Sungai Citarum memang menjadi saksi bisu dari rumah Djiauw Kie Siong tersebut. Namun Sungai Citarum termasuk sungai yang paling besar di Jawa Barat, jika musim penghujan tiba, maka air sungai meluap dan membanjiri area sekitarnya.
Jika rumah Djiauw Kie Siong dibiarkan tetap di tepi sungai Citarum, bisa dipastikan rumah itu akan lenyap. Rumah itu di satu saat hancur oleh banjir atau dimakan rayap. Lebih tepat lagi, bisa hanyut terbawa arus sungai yang menggerus tepian dari tahun ke tahun. Padahal rumah ini adalah tempat bersejarah yang harus dilestarikan.
Karena itulah rumah tersebut kemudian diangkat ke atas, dipindahkan sekitar 150 meter dari tempat semula. Tidak begitu sulit memindahkan rumah yang terbuat dari kayu, cukup ringan ketika digotong bersama-sama pada tahun 1957. Di lokasi pemindahannya inilah kami berkunjung sekarang.
Foto Bung Karno dan Bung Hatta jelas mendominasi rumah itu, sehingga aura kedua tokoh itu masih bisa dirasakan. Meski rumah itu menjadi sesak oleh kunjungan para peserta napak tilas, kami masih bisa menghayati suasana zaman dahulu.
Sayangnya di rumah ini tidak terdapat penjelasan apapun mengenai sejarah yang terkait di dalamnya, baik itu berupa pamlet atau papan informasi. Kami hanya mendengar penjelasan dari Pak Rushdy yang kembali mengisahkan peristiwa persiapan kemerdekaan.

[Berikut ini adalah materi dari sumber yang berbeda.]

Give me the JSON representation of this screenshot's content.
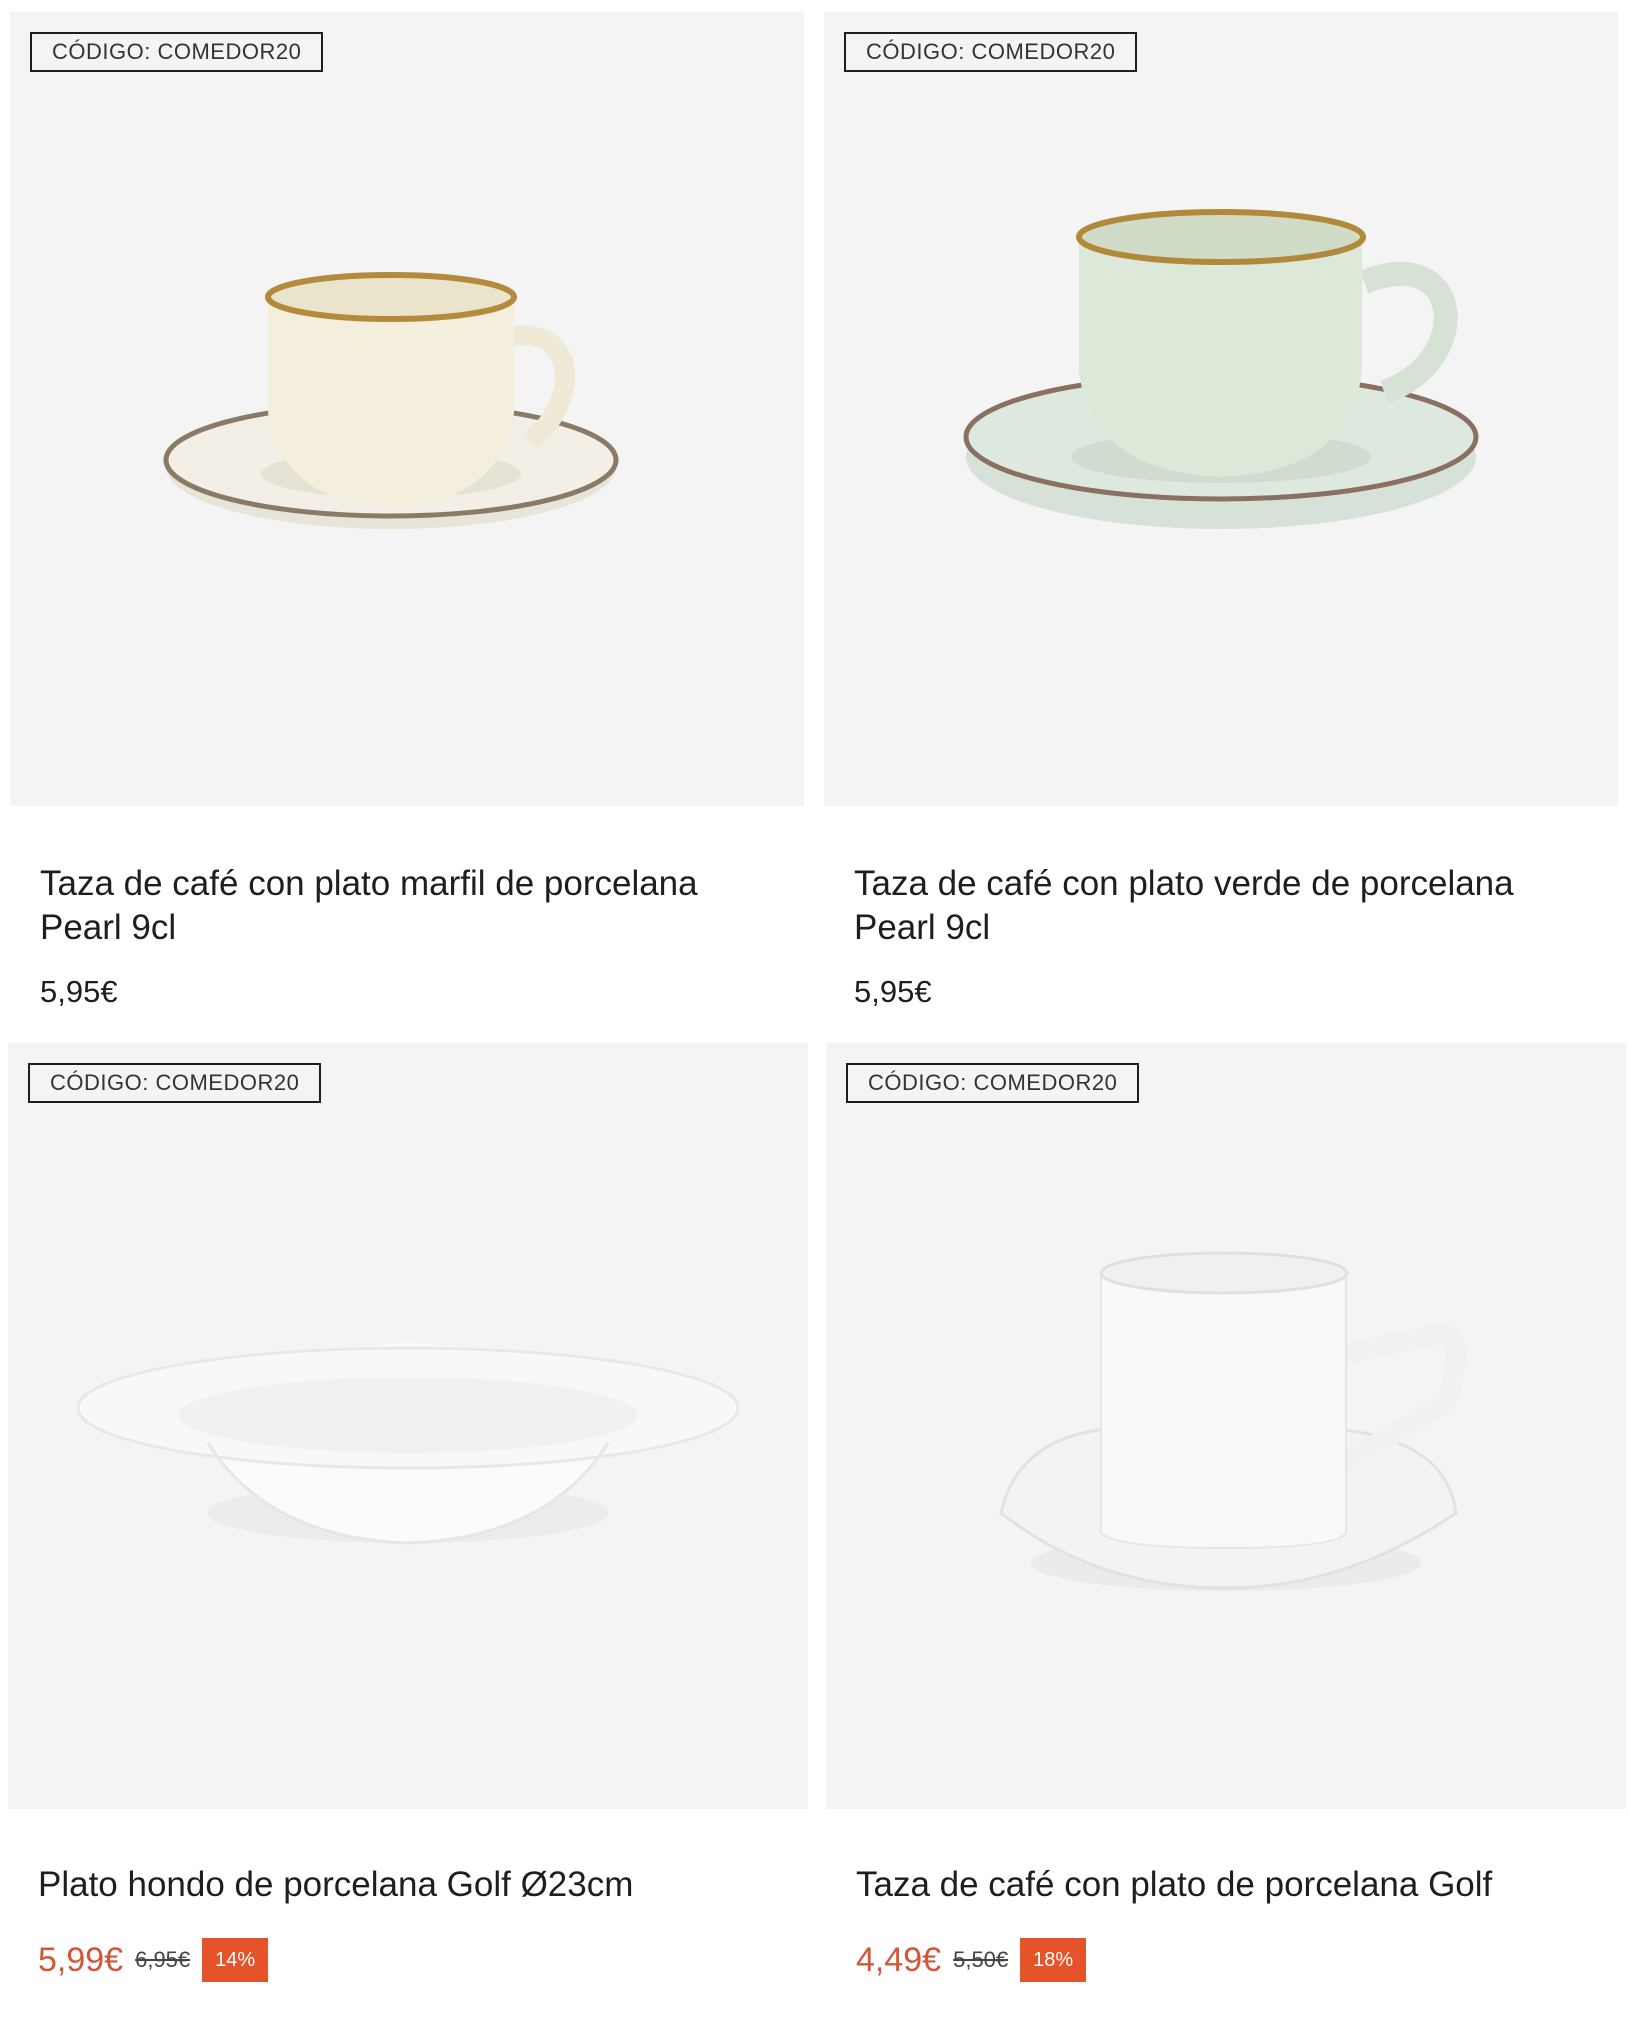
{
  "products": [
    {
      "badge": "CÓDIGO: COMEDOR20",
      "title": "Taza de café con plato marfil de porcelana Pearl 9cl",
      "price": "5,95€",
      "image_icon": "coffee-cup-ivory-icon"
    },
    {
      "badge": "CÓDIGO: COMEDOR20",
      "title": "Taza de café con plato verde de porcelana Pearl 9cl",
      "price": "5,95€",
      "image_icon": "coffee-cup-green-icon"
    },
    {
      "badge": "CÓDIGO: COMEDOR20",
      "title": "Plato hondo de porcelana Golf Ø23cm",
      "price": "5,99€",
      "old_price": "6,95€",
      "discount": "14%",
      "image_icon": "deep-plate-icon"
    },
    {
      "badge": "CÓDIGO: COMEDOR20",
      "title": "Taza de café con plato de porcelana Golf",
      "price": "4,49€",
      "old_price": "5,50€",
      "discount": "18%",
      "image_icon": "coffee-cup-white-icon"
    }
  ],
  "colors": {
    "sale_price": "#d2563a",
    "discount_badge": "#e4532a",
    "image_background": "#f4f4f4"
  }
}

Pada saat ini musim kemarau dengan sinar matahari yang sangat menyengat. Sungai Citarum dalam keadaan surut meski masih mengalirkan air. Jarak antara tebing dengan air sungai cukup tinggi, ada sekitar 10 meter atau lebih. Tetapi kalau musim hujan, air bisa naik sampai ke permukaan.
Dari kejauhan kami melihat perahu penyeberangan lalu lalang mengantar penduduk. Yup, sungai ini juga merupakan batas antara kabupaten Bekasi dan Kabupaten Karawang. Jika ingin melintas dengan cepat, gunakan saja perahu.